To un-archive existing certificates, just change the line oCertificates(1).Archive=false to oCertificates(1).Archive=true.

Instead using CAPICOM you might also consider the CertificateProvider class in Powershell to manipulate certificate stores.

Also from version 6 on (included in Windows Vista or a more recent Windows version), certutil.exe can be used to archive and un-archive certificates.

To archive a certificate, use Notepad to create a text file Archive.inf that has the following content:

[Properties]
19 = Empty

To remove the archive bit from a certificate, use Notepad to create an INF file that has the following content:

[Properties]
19 =

Then run the following command at a command line for each cert to be archived:

certutil –repairstore –user my [CertificateThumbprint] Archive.inf

In the above command, you can also use a comma-separated list of CertificateThumbprints, if you prefer. If you copy/paste the thumbprint and it includes space characters, the thumbprint must be included in double quotes.

Once a certificate is flagged as archived, it does not appear in the certificates MMC snap-in unless the Archived certificates option is set. Also the certificate selection dialogs in Internet Explorer and Outlook do not show archived certificates.
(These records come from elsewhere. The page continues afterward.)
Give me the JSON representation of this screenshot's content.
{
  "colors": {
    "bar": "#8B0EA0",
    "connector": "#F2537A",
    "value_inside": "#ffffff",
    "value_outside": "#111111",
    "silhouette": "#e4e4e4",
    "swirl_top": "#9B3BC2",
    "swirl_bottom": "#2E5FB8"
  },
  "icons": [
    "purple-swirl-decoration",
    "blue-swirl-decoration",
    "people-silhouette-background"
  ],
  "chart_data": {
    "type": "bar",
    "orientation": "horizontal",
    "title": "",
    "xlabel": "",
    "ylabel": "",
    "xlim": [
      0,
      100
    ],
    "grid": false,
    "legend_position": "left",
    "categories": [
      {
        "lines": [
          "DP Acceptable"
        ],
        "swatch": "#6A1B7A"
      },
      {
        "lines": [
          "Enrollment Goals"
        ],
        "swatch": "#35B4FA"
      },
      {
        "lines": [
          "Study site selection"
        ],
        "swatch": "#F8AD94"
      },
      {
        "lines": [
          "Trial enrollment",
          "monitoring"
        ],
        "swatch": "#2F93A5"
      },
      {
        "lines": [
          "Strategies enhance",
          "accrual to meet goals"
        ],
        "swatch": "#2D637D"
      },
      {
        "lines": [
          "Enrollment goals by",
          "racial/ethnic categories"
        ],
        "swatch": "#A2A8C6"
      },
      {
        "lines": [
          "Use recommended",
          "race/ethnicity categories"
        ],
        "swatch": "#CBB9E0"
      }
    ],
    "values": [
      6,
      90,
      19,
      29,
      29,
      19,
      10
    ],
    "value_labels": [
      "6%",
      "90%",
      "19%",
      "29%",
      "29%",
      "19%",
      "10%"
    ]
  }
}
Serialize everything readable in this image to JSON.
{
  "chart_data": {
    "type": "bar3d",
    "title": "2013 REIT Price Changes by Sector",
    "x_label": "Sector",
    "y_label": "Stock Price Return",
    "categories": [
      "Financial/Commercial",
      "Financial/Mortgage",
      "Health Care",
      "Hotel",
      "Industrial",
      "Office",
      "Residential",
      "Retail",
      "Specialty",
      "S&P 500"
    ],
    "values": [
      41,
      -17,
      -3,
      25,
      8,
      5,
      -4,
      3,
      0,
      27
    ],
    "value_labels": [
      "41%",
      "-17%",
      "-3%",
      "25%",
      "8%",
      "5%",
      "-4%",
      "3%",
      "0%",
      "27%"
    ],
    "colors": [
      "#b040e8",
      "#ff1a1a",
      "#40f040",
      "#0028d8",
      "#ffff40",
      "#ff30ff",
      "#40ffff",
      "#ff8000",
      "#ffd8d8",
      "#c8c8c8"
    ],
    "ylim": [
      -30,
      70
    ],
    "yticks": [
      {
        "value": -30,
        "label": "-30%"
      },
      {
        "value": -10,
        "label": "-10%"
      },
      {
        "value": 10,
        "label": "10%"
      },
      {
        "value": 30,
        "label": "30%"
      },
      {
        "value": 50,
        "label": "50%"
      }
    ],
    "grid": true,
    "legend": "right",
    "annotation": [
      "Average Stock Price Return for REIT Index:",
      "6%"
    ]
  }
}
To show archived certificates with the certificates MMC snap-in do the following:

1. Open the certificates MMC snap-in

2. Select the Certificates – Current User container in the left pane

3. From the menu chose Viewand then Options

4. Mark the option Archived certificates and click OK.

Comments

  • Anonymous
    January 01, 2003
    Here is a Powershell example to set the archive bit on all expired certificates. You have to use the .Net classes directly since the PSprovider is read-only - this allows to open the store in read-write mode. $store = New-Object  System.Security.Cryptography.X509Certificates.X509Store "My","CurrentUser" $store.Open("ReadWrite")  # do not IncludeArchived [System.Security.Cryptography.X509Certificates.X509Certificate2Collection] $certificates = $store.certificates foreach ($cert in $certificates |  where {$.notAfter -lt (Get-Date)})  { $.Set_Archived($true) } $store.Close()

  • Anonymous
    January 01, 2003
    thanks

  • Anonymous
    January 01, 2003
    In response to Jbowles, it appears there is no longer a set_archived method. It appears to have been replaced by an archived property that is settable. The question I have, which may never get an answer on this post, if a server via some process marks a cert as archived, can i simply flip it back the other way and things continue?

  • Anonymous
    May 15, 2014
    For post Vista OS's, the CertUtil command must be run as owner of the certificate, which is the SYSTEM. To do that, PSExec.exe must be run (C:>psexec.exe \localhost -s cmd) to get a command window opened as SYSTEM. The commnd "certutil –repairstore MY [CertificateThumbprint] Archive.inf" can be run. (Note missing "-user" switch) You may need to add the path to the archive.inf file.

  • Anonymous
    January 19, 2017
    Where do you save the .inf files?